I’ll never return to Sayonara Wild Hearts. Or, more specifically, I can’t, and trying to do so will only drag me kicking and screaming further from it. It’s an experience that exists perfectly encased in frozen amber that I will only look longingly at from afar, remembering what it did for me in an otherwise tumultuous and trying year.
Something I think about quite often is LittleBigPlanet. That’s not because I love it, though I did love my time with it. But instead, it’s because there was this level in the wedding section called Skulldozer. It featured, obviously, a Skulldozer, which is exactly what it sounds like.
I had popped in the game for the first time maybe a scant few hours beforehand, and then my college housemates came home from class. One of them decided to join me while the other devoured a truly inspiring amount of milk and cereal and watched us play. And it was rather sedate for the most part, spiked with yelps and pleas for mercy as we discovered the slap functionality, but as soon as that Skulldozer dropped, we were all on our feet. Yelling, screaming, laughing.
And that’s what Sayonara Wild Hearts was like for its entirety. After hearing a bit of the heat behind its release, I was expecting to be immediately wowed. Instead, I was immediately underwhelmed, which I think was a consequence of not fulling understanding what it was I was expecting to be wowed by.
Then, it begins. Like, really begins. You start winding through this Rainbow Road-ass skateboard tour. You ride a luminescent motorcycle through a ghastly, ethereal forest. At some point, you are fully tearing up downtown infrastructure with some remarkably powerful firearms.

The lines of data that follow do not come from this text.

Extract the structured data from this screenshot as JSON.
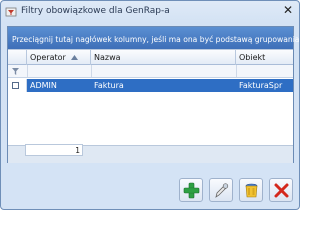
{
  "window": {
    "title": "Filtry obowiązkowe dla GenRap-a"
  },
  "grid": {
    "group_prompt": "Przeciągnij tutaj nagłówek kolumny, jeśli ma ona być podstawą grupowania",
    "columns": [
      "Operator",
      "Nazwa",
      "Obiekt"
    ],
    "rows": [
      {
        "operator": "ADMIN",
        "nazwa": "Faktura",
        "obiekt": "FakturaSpr"
      }
    ],
    "record_count": "1"
  },
  "icons": {
    "app": "filter-app-icon",
    "sort": "sort-ascending-icon",
    "filter": "funnel-icon",
    "add": "plus-icon",
    "edit": "pencil-icon",
    "delete_all": "trash-can-icon",
    "close": "red-x-icon"
  },
  "colors": {
    "group_bar": "#4a80c8",
    "selected_row": "#2e6ec4",
    "add_green": "#2ea043",
    "close_red": "#d4281c"
  }
}
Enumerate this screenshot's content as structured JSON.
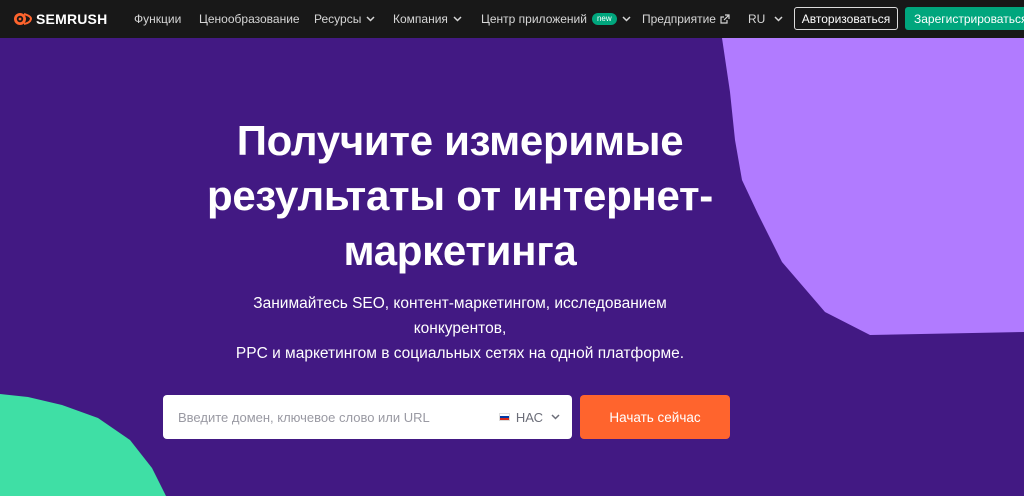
{
  "brand": {
    "name": "SEMRUSH",
    "logo_icon": "semrush-flame-icon",
    "accent": "#ff642d"
  },
  "nav": {
    "items": [
      {
        "label": "Функции",
        "dropdown": false
      },
      {
        "label": "Ценообразование",
        "dropdown": false
      },
      {
        "label": "Ресурсы",
        "dropdown": true
      },
      {
        "label": "Компания",
        "dropdown": true
      },
      {
        "label": "Центр приложений",
        "dropdown": true,
        "badge": "new"
      },
      {
        "label": "Предприятие",
        "external": true
      },
      {
        "label": "RU",
        "dropdown": true
      }
    ],
    "login_label": "Авторизоваться",
    "signup_label": "Зарегистрироваться"
  },
  "hero": {
    "title_lines": [
      "Получите измеримые",
      "результаты от интернет-",
      "маркетинга"
    ],
    "subtitle_lines": [
      "Занимайтесь SEO, контент-маркетингом, исследованием",
      "конкурентов,",
      "PPC и маркетингом в социальных сетях на одной платформе."
    ]
  },
  "search": {
    "placeholder": "Введите домен, ключевое слово или URL",
    "value": "",
    "database": "НАС",
    "database_flag": "ru-flag-icon"
  },
  "cta": {
    "label": "Начать сейчас"
  },
  "colors": {
    "hero_bg": "#421983",
    "nav_bg": "#181818",
    "green": "#00a67d",
    "lilac_shape": "#b17bff",
    "mint_shape": "#3fdfa5",
    "cta": "#ff642d"
  }
}
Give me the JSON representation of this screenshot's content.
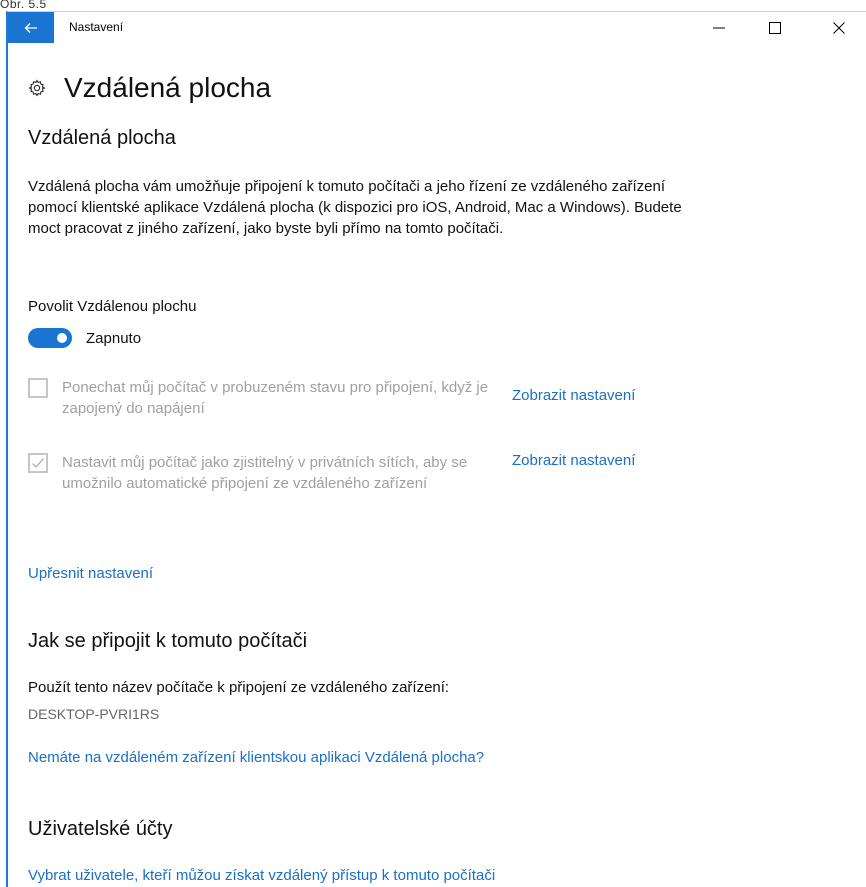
{
  "outer_label": "Obr. 5.5",
  "titlebar": {
    "back": "←",
    "app_title": "Nastavení",
    "minimize": "—",
    "maximize": "☐",
    "close": "✕"
  },
  "page": {
    "title": "Vzdálená plocha",
    "section1_heading": "Vzdálená plocha",
    "section1_description": "Vzdálená plocha vám umožňuje připojení k tomuto počítači a jeho řízení ze vzdáleného zařízení pomocí klientské aplikace Vzdálená plocha (k dispozici pro iOS, Android, Mac a Windows). Budete moct pracovat z jiného zařízení, jako byste byli přímo na tomto počítači.",
    "enable_label": "Povolit Vzdálenou plochu",
    "toggle_state": "Zapnuto",
    "option1_text": "Ponechat můj počítač v probuzeném stavu pro připojení, když je zapojený do napájení",
    "option1_link": "Zobrazit nastavení",
    "option2_text": "Nastavit můj počítač jako zjistitelný v privátních sítích, aby se umožnilo automatické připojení ze vzdáleného zařízení",
    "option2_link": "Zobrazit nastavení",
    "advanced_link": "Upřesnit nastavení",
    "section2_heading": "Jak se připojit k tomuto počítači",
    "connect_label": "Použít tento název počítače k připojení ze vzdáleného zařízení:",
    "pc_name": "DESKTOP-PVRI1RS",
    "client_app_link": "Nemáte na vzdáleném zařízení klientskou aplikaci Vzdálená plocha?",
    "section3_heading": "Uživatelské účty",
    "select_users_link": "Vybrat uživatele, kteří můžou získat vzdálený přístup k tomuto počítači"
  },
  "colors": {
    "accent": "#1a74d2",
    "link": "#1a6fc8",
    "disabled_text": "#a0a0a0"
  }
}
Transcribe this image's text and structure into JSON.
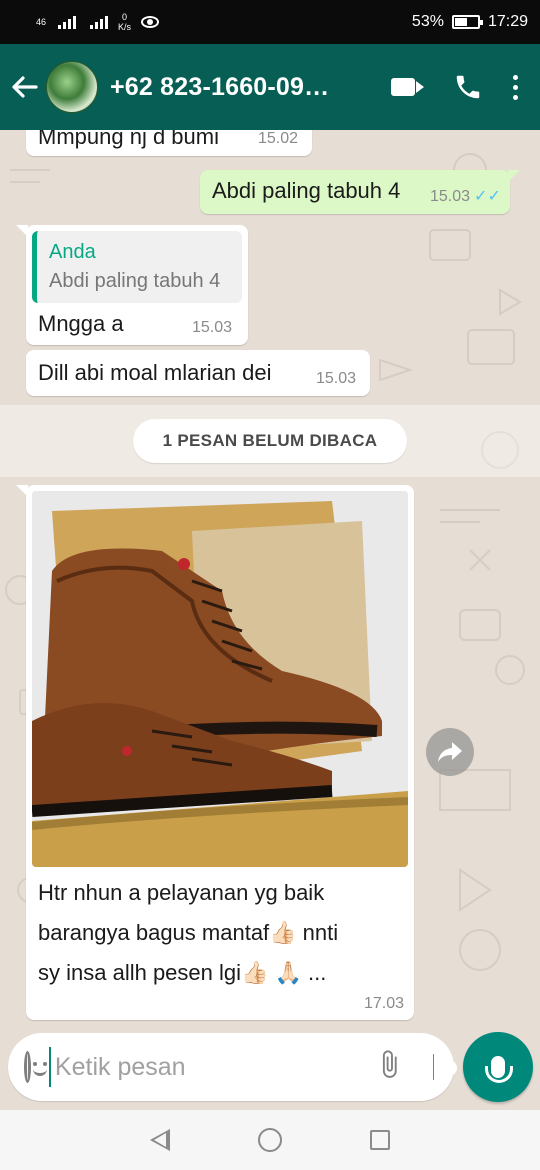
{
  "status_bar": {
    "signal1_label": "46",
    "speed_value": "0",
    "speed_unit": "K/s",
    "battery": "53%",
    "time": "17:29"
  },
  "header": {
    "contact_name": "+62 823-1660-09…",
    "back_icon": "arrow-left-icon",
    "video_icon": "video-camera-icon",
    "call_icon": "phone-icon",
    "menu_icon": "more-vert-icon"
  },
  "messages": [
    {
      "direction": "in",
      "text": "Mmpung nj d bumi",
      "time": "15.02"
    },
    {
      "direction": "out",
      "text": "Abdi paling tabuh 4",
      "time": "15.03",
      "status": "read"
    },
    {
      "direction": "in",
      "quote_author": "Anda",
      "quote_text": "Abdi paling tabuh 4",
      "text": "Mngga a",
      "time": "15.03"
    },
    {
      "direction": "in",
      "text": "Dill abi moal mlarian dei",
      "time": "15.03"
    }
  ],
  "unread_banner": "1 PESAN BELUM DIBACA",
  "image_message": {
    "caption_line1": "Htr nhun a pelayanan yg baik",
    "caption_line2": "barangya bagus mantaf👍🏻 nnti",
    "caption_line3": "sy insa allh pesen lgi👍🏻 🙏🏻 ...",
    "time": "17.03"
  },
  "composer": {
    "placeholder": "Ketik pesan",
    "emoji_icon": "emoji-icon",
    "attach_icon": "paperclip-icon",
    "camera_icon": "camera-icon",
    "mic_icon": "mic-icon"
  },
  "colors": {
    "header": "#075e54",
    "outgoing_bubble": "#dcf8c6",
    "accent": "#00897b",
    "read_ticks": "#4fc3f7"
  }
}
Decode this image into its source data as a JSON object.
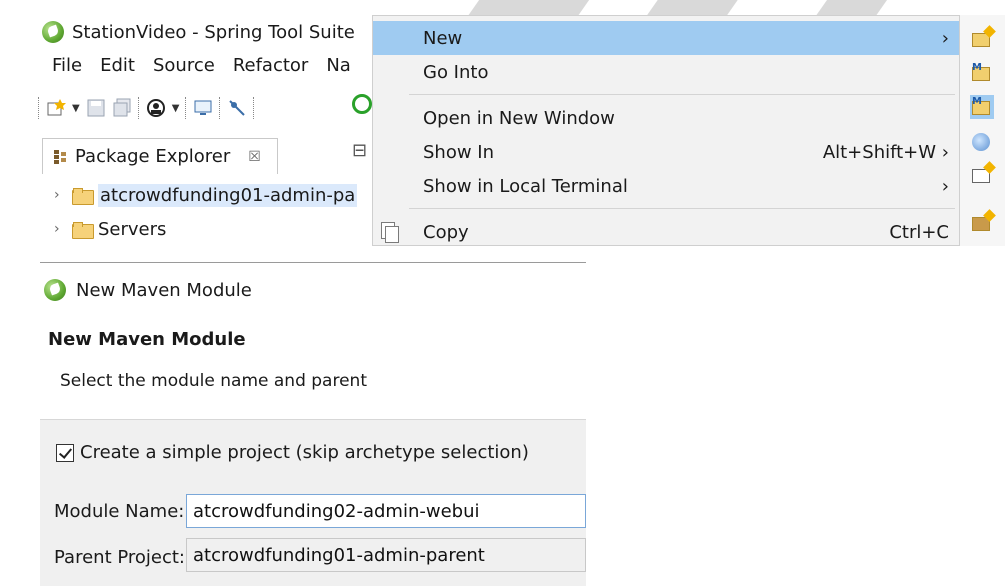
{
  "window": {
    "title": "StationVideo - Spring Tool Suite",
    "menu": [
      "File",
      "Edit",
      "Source",
      "Refactor",
      "Na"
    ]
  },
  "package_explorer": {
    "tab_label": "Package Explorer",
    "close_glyph": "☒",
    "tree": [
      {
        "label": "atcrowdfunding01-admin-pa",
        "selected": true,
        "icon": "maven-project-icon"
      },
      {
        "label": "Servers",
        "selected": false,
        "icon": "folder-icon"
      }
    ]
  },
  "context_menu": {
    "items": [
      {
        "label": "New",
        "accel": "",
        "submenu": true,
        "highlighted": true
      },
      {
        "label": "Go Into",
        "accel": "",
        "submenu": false
      },
      {
        "label": "Open in New Window",
        "accel": "",
        "submenu": false
      },
      {
        "label": "Show In",
        "accel": "Alt+Shift+W",
        "submenu": true
      },
      {
        "label": "Show in Local Terminal",
        "accel": "",
        "submenu": true
      },
      {
        "label": "Copy",
        "accel": "Ctrl+C",
        "submenu": false
      }
    ],
    "submenu_arrow": "›"
  },
  "dialog": {
    "window_title": "New Maven Module",
    "heading": "New Maven Module",
    "description": "Select the module name and parent",
    "simple_project_label": "Create a simple project (skip archetype selection)",
    "simple_project_checked": true,
    "module_name_label": "Module Name:",
    "module_name_value": "atcrowdfunding02-admin-webui",
    "parent_project_label": "Parent Project:",
    "parent_project_value": "atcrowdfunding01-admin-parent"
  },
  "colors": {
    "menu_highlight": "#9fcbf1",
    "selection": "#dbe9fb",
    "spring_green": "#5fa832"
  }
}
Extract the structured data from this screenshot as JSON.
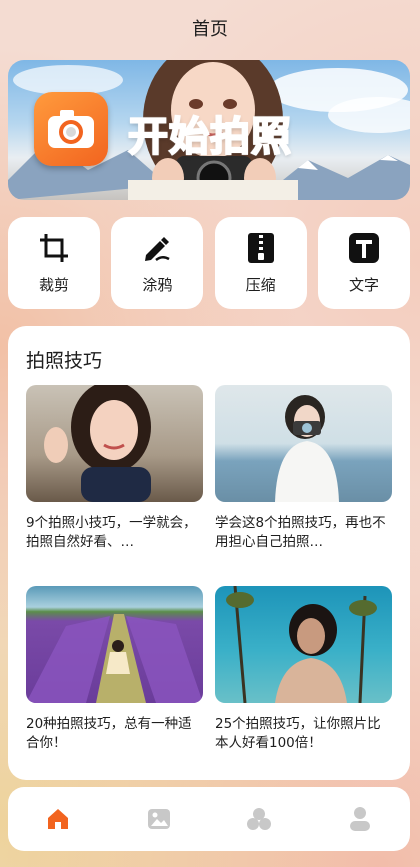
{
  "header": {
    "title": "首页"
  },
  "banner": {
    "title": "开始拍照",
    "icon": "camera-icon",
    "accent": "#f2641f"
  },
  "tools": [
    {
      "id": "crop",
      "label": "裁剪",
      "icon": "crop-icon"
    },
    {
      "id": "doodle",
      "label": "涂鸦",
      "icon": "pen-icon"
    },
    {
      "id": "compress",
      "label": "压缩",
      "icon": "zip-icon"
    },
    {
      "id": "text",
      "label": "文字",
      "icon": "text-icon"
    }
  ],
  "tips": {
    "title": "拍照技巧",
    "articles": [
      {
        "caption": "9个拍照小技巧，一学就会，拍照自然好看、…"
      },
      {
        "caption": "学会这8个拍照技巧，再也不用担心自己拍照…"
      },
      {
        "caption": "20种拍照技巧，总有一种适合你！"
      },
      {
        "caption": "25个拍照技巧，让你照片比本人好看100倍！"
      }
    ]
  },
  "bottom_nav": [
    {
      "id": "home",
      "icon": "home-icon",
      "active": true
    },
    {
      "id": "gallery",
      "icon": "image-icon",
      "active": false
    },
    {
      "id": "discover",
      "icon": "circles-icon",
      "active": false
    },
    {
      "id": "profile",
      "icon": "person-icon",
      "active": false
    }
  ],
  "colors": {
    "active": "#f2641f",
    "inactive": "#c8c8c8"
  }
}
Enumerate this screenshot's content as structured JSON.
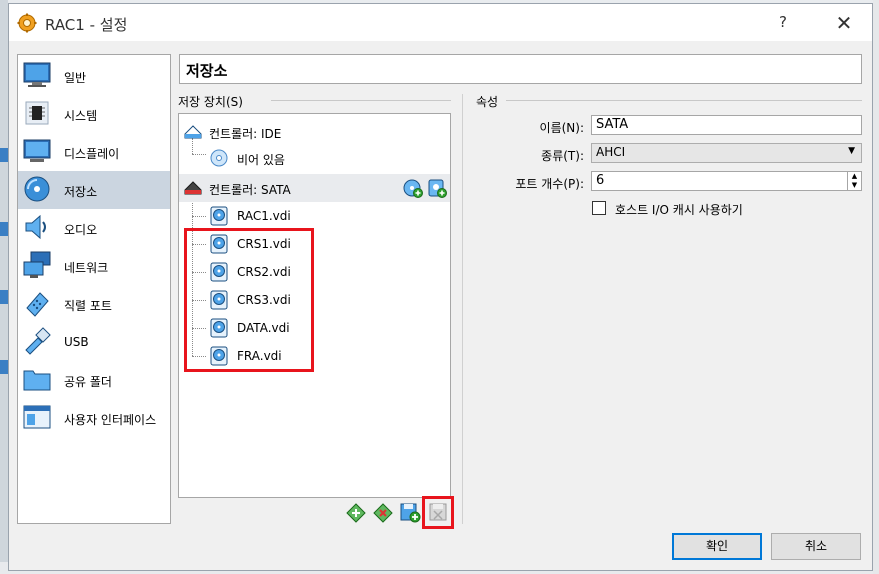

It’s a smooth, effortless ride, like you are embodying all the world’s hidden cache of beginner’s luck the first time you ski down a snowcapped mountain. The trees whip by with nary a concern. All you feel is pure exhilaration, not even worried with how fast you are going, how dangerous this is, or whether you should be pizzaing or french frying. You wouldn’t even know what to be thinking if you were to be thinking anything. It is raw elation.
And that’s why I think about that LBP level. The next day, we all tried to return to it with new players in tow, and it just didn’t work. Maybe we got in our heads or maybe we just weren’t in the mood. But it rubbed off a little of the shine from that golden, shimmering memory.
I don’t want that to happen with Sayonara Wild Hearts. I refuse to let that happen. I’ll never play it again, but I’ll never stop thinking about it.